Leadership Team Alignment
Chubb Group of Insurance Companies
James P. Knight is global chief information officer and executive vice president of Chubb Insurance Company, a top-ten global insurance organization that provides a range of services to both personal and commercial accounts.
How has the role of the IT function changed over the years?
It’s evolving. IT is moving from back to front office in terms of importance. Historically, the IT function was very transaction based, dealing with transaction-processing issues relating to accounting, payroll, HR, claims, and underwriting. For information companies, such as Chubb, IT is fast becoming much more strategic; we’re now viewed as a pillar of the company’s success. We are the bloodline of the company, tasked not only with improving transactional efficiency and effectiveness, but also with making the company more intelligent.
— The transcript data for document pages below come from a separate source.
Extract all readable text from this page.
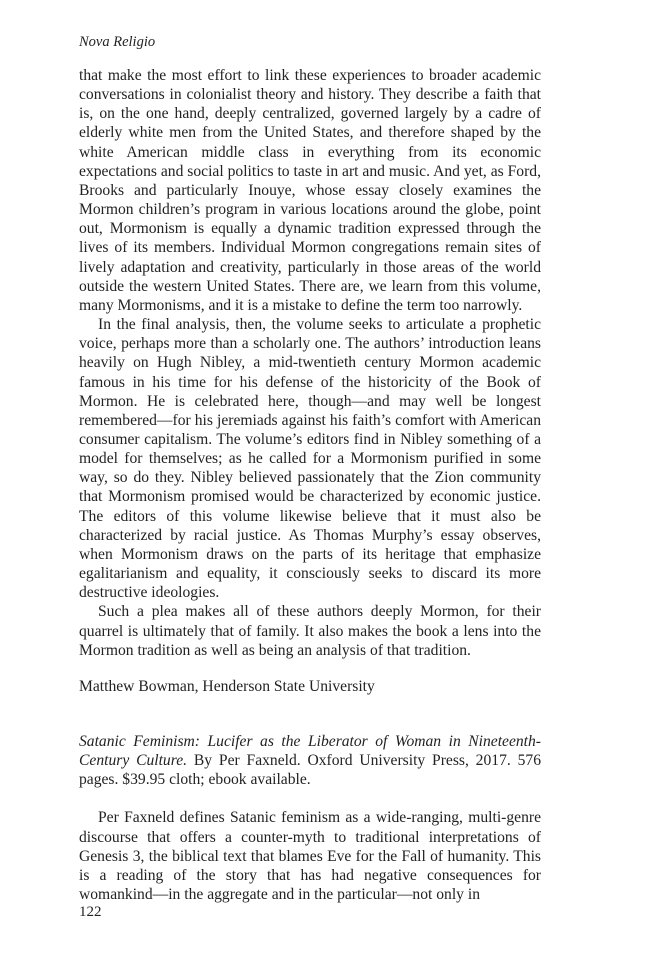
Nova Religio

that make the most effort to link these experiences to broader academic conversations in colonialist theory and history. They describe a faith that is, on the one hand, deeply centralized, governed largely by a cadre of elderly white men from the United States, and therefore shaped by the white American middle class in everything from its economic expectations and social politics to taste in art and music. And yet, as Ford, Brooks and particularly Inouye, whose essay closely examines the Mormon children’s program in various locations around the globe, point out, Mormonism is equally a dynamic tradition expressed through the lives of its members. Individual Mormon congregations remain sites of lively adaptation and creativity, particularly in those areas of the world outside the western United States. There are, we learn from this volume, many Mormonisms, and it is a mistake to define the term too narrowly.

In the final analysis, then, the volume seeks to articulate a prophetic voice, perhaps more than a scholarly one. The authors’ introduction leans heavily on Hugh Nibley, a mid-twentieth century Mormon academic famous in his time for his defense of the historicity of the Book of Mormon. He is celebrated here, though—and may well be longest remembered—for his jeremiads against his faith’s comfort with American consumer capitalism. The volume’s editors find in Nibley something of a model for themselves; as he called for a Mormonism purified in some way, so do they. Nibley believed passionately that the Zion community that Mormonism promised would be characterized by economic justice. The editors of this volume likewise believe that it must also be characterized by racial justice. As Thomas Murphy’s essay observes, when Mormonism draws on the parts of its heritage that emphasize egalitarianism and equality, it consciously seeks to discard its more destructive ideologies.

Such a plea makes all of these authors deeply Mormon, for their quarrel is ultimately that of family. It also makes the book a lens into the Mormon tradition as well as being an analysis of that tradition.

Matthew Bowman, Henderson State University

Satanic Feminism: Lucifer as the Liberator of Woman in Nineteenth-Century Culture. By Per Faxneld. Oxford University Press, 2017. 576 pages. $39.95 cloth; ebook available.

Per Faxneld defines Satanic feminism as a wide-ranging, multi-genre discourse that offers a counter-myth to traditional interpretations of Genesis 3, the biblical text that blames Eve for the Fall of humanity. This is a reading of the story that has had negative consequences for womankind—in the aggregate and in the particular—not only in

122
So what issues is the IT function at Chubb now dealing with?
We’re grappling with a range of issues, from how best to do policy writing and claims to how we invest and how we deal with catastrophes. We view ourselves as a tool to process, optimize, and manage information to create customer stickiness, as well as to make Chubb a more intelligent company. It’s another arm of the business offense.
What’s been the impact of the proliferation of computer devices, such as tablets, smart phones, and laptops?
We can now touch the customer as never before. It goes way beyond billing and on-line payments to sharing our policies with customers and engaging them interactively. The more intimate you become on line, the more stickiness you create, and the less likely customers are to change to another provider.
What’s the biggest challenge facing IT functions in today’s global enterprise?
The biggest IT challenge involves grappling with the question: Who will get to the future first by rapidly harnessing the power of technology? It’s all about speed of innovation and delivery. One reason why this is a daunting challenge is that there is a lot of legacy built into IT systems. Examine most organizations and you’ll find monolithic systems that are inflexible, built on obsolete technologies, and difficult to change. You can’t go about rebuilding them without spending millions of dollars just to be in the same place you were before you rebuilt them. The only difference is that you will have more-current technology.
How are you addressing this challenge?
We’re chipping away at it. We’ve begun to build things in components, much like Legos. Each “Lego” is a component of a system that you can then zero in on and replace quickly and cost effectively, if need be.
You decided to move your IT team to the horizontal, high-performance model. Why?
IT will make or break Chubb. If we do it right, we can use technology to outpace competitors. We’re making tough, important decisions about transforming IT—and we must make them quickly. This requires fresh thinking and leadership alignment around our mission and vision, beginning with the leadership team. We need to be fully accountable for one another’s success and to be able to address issues with candor. If someone is off strategy or underdelivering, we need to get them on track without hesitating.
What’s different about your leadership team now that you have been through the alignment process?
We’ve identified, and are working toward correcting, the underlying disconnects that have kept us from performing to our maximum potential. We now have a common understanding of our key objective: becoming a world-class IT function. If someone offers an idea or suggestion, you’ll often hear a colleague raise the question: Is that really world class? The level of candor has increased. You hear team members challenging one another—and me—professionally and with greater energy. People will say what’s on their mind without the long preambles. We have a common set of protocols for decision making, which speeds up the process and taps into the best available insights and information.
What advice would you give other senior executives who want to elevate their team’s performance?
The whole is greater than the sum of the parts. It’s may sound like a cliché, but it remains true. The synergy of having a leadership team that understands and believes in the mission and vision and has the fortitude and candor to drive toward achieving them makes the leader’s job far easier. CIOs cannot know everything, which is why open discussion and debate enable leadership teams to capitalize on what they bring to the table. And, if you want to change an organization, start with the leadership team. When the next levels see a noticeable difference in behavior, they too will want to become part of the transformation.